Just over a year ago, 23andMe’s co-founder and CEO Anne Wojcicki was assuring the life sciences industry that the company was a “full-fledged biotech” committed to drug R&D.
“We have real labs,” she told PharmaVoice at the time. “Scientists, pipettes. Doing functional genomics experiments. We have 100 people doing therapeutics research. We have gone entirely from genetic data, hypothesis, early research, to filing an IND and actually in human studies with a phase 2a program.”
Fast forward 13 months and the picture has changed dramatically for 23andMe. After its stock price dropped 99% from its peak in 2021 and the company announced a data breach that compromised 6.9 million customers, 23andMe has scrapped its in-house drug development program; slashed 40% of its workforce; seen its entire board of independent directors resign; and hung onto its place on the Nasdaq by the skin of its teeth.
Now, the company is figuring out a way forward, not only for its business but for the genetic data of more than 15 million customers.
Here’s what’s next for 23andMe.
It’s slashing drug R&D
The future of 23andMe’s clinical-stage assets remains up in the air as the company explores “all strategic options for a limited time,” the company said in a Nov. 11 press release announcing the restructuring plan. In the meantime, it intends to “wind-down” its clinical trials. Possible steps forward include “licensing agreements, asset sales or other transactions.”

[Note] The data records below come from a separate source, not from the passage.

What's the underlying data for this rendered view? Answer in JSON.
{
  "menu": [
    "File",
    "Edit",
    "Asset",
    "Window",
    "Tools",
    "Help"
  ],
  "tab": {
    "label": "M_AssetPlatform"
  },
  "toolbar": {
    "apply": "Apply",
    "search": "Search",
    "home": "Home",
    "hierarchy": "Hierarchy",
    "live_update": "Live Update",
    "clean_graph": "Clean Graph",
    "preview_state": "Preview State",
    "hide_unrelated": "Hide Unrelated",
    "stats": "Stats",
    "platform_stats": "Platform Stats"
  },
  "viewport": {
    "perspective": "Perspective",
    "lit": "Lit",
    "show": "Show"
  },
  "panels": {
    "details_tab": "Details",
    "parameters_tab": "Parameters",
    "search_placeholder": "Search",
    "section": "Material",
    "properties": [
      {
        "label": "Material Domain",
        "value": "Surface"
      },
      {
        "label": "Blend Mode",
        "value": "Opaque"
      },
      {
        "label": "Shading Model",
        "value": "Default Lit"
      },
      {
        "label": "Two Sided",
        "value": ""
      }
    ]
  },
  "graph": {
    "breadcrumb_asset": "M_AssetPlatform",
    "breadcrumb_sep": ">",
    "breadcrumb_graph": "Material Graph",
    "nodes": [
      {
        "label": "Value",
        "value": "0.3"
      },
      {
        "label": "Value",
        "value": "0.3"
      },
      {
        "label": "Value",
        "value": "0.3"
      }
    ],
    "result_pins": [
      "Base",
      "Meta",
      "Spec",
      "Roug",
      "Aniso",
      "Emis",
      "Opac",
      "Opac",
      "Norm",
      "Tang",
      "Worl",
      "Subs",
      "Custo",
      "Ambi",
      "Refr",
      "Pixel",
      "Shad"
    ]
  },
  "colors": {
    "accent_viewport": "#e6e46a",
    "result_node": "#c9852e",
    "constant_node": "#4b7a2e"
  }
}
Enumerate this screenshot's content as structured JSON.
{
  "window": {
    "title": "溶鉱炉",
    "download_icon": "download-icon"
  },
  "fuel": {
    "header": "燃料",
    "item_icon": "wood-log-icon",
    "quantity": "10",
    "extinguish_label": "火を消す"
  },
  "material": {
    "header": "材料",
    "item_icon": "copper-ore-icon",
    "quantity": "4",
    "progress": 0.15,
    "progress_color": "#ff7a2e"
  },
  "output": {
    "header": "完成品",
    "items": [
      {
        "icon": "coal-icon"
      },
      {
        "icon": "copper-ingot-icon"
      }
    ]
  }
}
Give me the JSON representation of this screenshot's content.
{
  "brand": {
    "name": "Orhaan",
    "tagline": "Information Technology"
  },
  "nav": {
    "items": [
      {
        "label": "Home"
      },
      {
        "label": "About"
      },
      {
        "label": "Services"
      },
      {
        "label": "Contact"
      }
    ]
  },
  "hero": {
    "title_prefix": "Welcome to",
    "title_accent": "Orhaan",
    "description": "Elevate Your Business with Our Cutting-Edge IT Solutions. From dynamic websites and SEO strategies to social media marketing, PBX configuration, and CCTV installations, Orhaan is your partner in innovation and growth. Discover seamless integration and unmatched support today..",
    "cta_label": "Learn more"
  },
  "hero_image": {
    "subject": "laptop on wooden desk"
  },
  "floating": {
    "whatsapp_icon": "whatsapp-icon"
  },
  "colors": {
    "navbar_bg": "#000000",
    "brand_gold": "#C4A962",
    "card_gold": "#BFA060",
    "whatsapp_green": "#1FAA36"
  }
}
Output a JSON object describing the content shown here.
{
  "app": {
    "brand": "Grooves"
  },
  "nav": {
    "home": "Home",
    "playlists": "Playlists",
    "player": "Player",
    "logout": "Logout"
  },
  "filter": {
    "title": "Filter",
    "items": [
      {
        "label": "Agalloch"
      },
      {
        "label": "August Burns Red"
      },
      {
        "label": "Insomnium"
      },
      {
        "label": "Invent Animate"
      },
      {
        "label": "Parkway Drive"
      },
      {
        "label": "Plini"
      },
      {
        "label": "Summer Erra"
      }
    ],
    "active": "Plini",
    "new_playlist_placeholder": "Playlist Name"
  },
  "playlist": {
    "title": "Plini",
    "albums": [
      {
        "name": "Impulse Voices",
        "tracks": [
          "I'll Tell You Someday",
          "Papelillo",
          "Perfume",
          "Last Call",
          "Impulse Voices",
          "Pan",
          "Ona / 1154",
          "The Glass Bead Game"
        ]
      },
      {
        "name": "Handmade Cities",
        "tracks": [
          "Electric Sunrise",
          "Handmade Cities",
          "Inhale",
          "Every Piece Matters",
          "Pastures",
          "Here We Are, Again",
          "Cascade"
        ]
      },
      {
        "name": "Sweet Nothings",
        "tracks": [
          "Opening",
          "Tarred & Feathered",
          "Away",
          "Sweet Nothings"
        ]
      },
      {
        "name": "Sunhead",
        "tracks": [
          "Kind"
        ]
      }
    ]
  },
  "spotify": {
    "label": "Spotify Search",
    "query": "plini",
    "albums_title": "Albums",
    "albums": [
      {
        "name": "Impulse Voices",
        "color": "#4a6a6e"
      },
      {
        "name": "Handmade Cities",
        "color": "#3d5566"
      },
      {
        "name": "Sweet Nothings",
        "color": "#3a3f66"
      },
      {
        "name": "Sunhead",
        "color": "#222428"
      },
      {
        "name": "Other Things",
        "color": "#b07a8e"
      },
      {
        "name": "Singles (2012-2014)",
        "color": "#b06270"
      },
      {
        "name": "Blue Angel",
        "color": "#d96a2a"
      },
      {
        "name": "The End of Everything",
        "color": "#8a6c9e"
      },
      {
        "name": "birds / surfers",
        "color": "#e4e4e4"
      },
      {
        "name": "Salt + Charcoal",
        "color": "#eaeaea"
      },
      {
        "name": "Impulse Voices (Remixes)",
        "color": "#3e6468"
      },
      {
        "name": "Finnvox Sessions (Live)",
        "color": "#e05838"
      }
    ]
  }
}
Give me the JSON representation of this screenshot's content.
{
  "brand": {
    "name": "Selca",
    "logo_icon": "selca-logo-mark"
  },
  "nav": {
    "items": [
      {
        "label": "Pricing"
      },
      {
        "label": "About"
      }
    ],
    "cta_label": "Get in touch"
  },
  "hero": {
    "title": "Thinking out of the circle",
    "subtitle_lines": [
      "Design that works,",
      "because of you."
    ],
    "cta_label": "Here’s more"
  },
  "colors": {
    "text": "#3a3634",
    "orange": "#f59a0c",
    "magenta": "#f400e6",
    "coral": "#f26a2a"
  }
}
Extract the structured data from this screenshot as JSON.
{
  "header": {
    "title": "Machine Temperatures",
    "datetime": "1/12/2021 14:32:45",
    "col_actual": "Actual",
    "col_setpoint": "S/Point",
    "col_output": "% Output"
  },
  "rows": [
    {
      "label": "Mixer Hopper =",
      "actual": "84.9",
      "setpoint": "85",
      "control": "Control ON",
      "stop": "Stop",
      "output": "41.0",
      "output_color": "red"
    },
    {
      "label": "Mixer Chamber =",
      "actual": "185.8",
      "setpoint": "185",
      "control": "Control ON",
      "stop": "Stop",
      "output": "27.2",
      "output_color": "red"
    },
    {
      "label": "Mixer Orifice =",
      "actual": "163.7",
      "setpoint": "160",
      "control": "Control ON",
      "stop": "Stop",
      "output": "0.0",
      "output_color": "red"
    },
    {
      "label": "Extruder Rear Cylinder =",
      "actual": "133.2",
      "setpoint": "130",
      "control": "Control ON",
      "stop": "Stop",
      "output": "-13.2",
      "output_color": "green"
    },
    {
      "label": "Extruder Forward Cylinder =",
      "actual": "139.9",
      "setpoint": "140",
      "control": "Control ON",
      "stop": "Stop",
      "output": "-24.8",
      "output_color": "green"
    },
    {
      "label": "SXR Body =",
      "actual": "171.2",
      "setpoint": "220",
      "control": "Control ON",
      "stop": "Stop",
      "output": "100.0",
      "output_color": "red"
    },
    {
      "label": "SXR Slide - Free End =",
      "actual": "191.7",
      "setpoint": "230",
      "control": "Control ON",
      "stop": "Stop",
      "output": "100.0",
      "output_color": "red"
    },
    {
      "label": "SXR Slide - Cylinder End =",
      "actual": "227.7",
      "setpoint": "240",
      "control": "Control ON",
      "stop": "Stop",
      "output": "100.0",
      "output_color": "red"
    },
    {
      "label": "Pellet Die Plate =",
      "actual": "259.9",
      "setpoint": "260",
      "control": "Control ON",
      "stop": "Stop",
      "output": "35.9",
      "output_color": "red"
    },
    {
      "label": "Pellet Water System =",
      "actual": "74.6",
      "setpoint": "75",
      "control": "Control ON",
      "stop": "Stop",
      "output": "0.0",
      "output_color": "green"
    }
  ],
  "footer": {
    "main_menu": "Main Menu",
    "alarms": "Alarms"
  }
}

23andMe’s clinical-stage therapeutics program consisted of two cancer assets: 23ME-00610, a phase 1/2a monoclonal antibody being studied in patients with neuroendocrine tumors and clear-cell renal-cell carcinomas; and 23ME-01473, a phase 1 therapeutic antibody that aims to restore anti-tumor immunity.
When asked for details about the future of these assets, a company spokesperson directed PharmaVoice to its Nov. 11 press release.
“We continue to believe in the promise shown by our clinical and preclinical stage pipeline and will continue to pursue strategic opportunities to continue their development,” Wojcicki said in the release.
It’s still forging deals with pharma
Just weeks after scrapping its therapeutics program and cutting 200 jobs, 23andMe announced a new collaboration to advance Mirador Therapeutics’ precision medicine research in immunology and inflammation.
There could be more to come. During an earnings call in November, Wojcicki said 23andMe will continue “to pursue collaborations with pharmaceutical and biotech companies as part of [its] mission to help people benefit from the human genome. These collaborations run across several areas, including drug target discovery and validation, clinical trial recruitment efforts and disease awareness, among others.”
Under the newest deal, Mirador, which launched in March, will tap 23andMe’s genetic and phenotypic database to augment its own repository of immune-mediated disease data, dubbed Mirador360.
Mirador is the latest company to use 23andMe’s vast genetic database for drug target discovery and development. It’s also worked with large pharmas, most notably GSK.
It continues to launch new offerings
Despite a tumultuous quarter, 23andMe rolled out several new offerings, including a genetic report on emotional eating for 23andMe+ Premium subscribers and an AI chatbot dubbed “DaNA” to help customers identify “actionable insights” from their health and other data, such as lifestyle changes.
“At the end of the day, we’re consumer-empowering,” Wojcicki told PharmaVoice last year.
23andMe’s financial woes stem partly from its business model, since its one-time genetic tests don’t lend themselves to repeat customers. But new products could entice customers to stick around for more.
23andMe is also attempting to cash in on the semaglutide wave by launching a GLP-1 weight loss membership on its telehealth platform, Lemonaid Health, which it acquired in 2021. The platform allows members to receive clinical consultations and brand-name or compounded semaglutide medications, including Ozempic and Wegovy.
In addition, 23andMe launched and enrolled thousands of participants in a new study to understand how genetics affects GLP-1 efficacy, side effects and length of treatment.
It can’t promise its genetic data will be safe forever
Wojcicki has been against selling 23andMe. But if the company was subject to a third-party takeover, what would happen to the privacy and security of its genetic data?
The answer is up in the air. HIPAA laws that protect patient privacy don’t apply to 23andMe, and state genetic privacy laws vary. Although 23andMe says it's committed to privacy, the same isn’t necessarily true of a third-party buyer.
“Having to rely on a private company's terms of service or bottom line to protect that kind of information is troubling,” Vera Eidelman, a staff attorney with the American Civil Liberties Union, told NPR.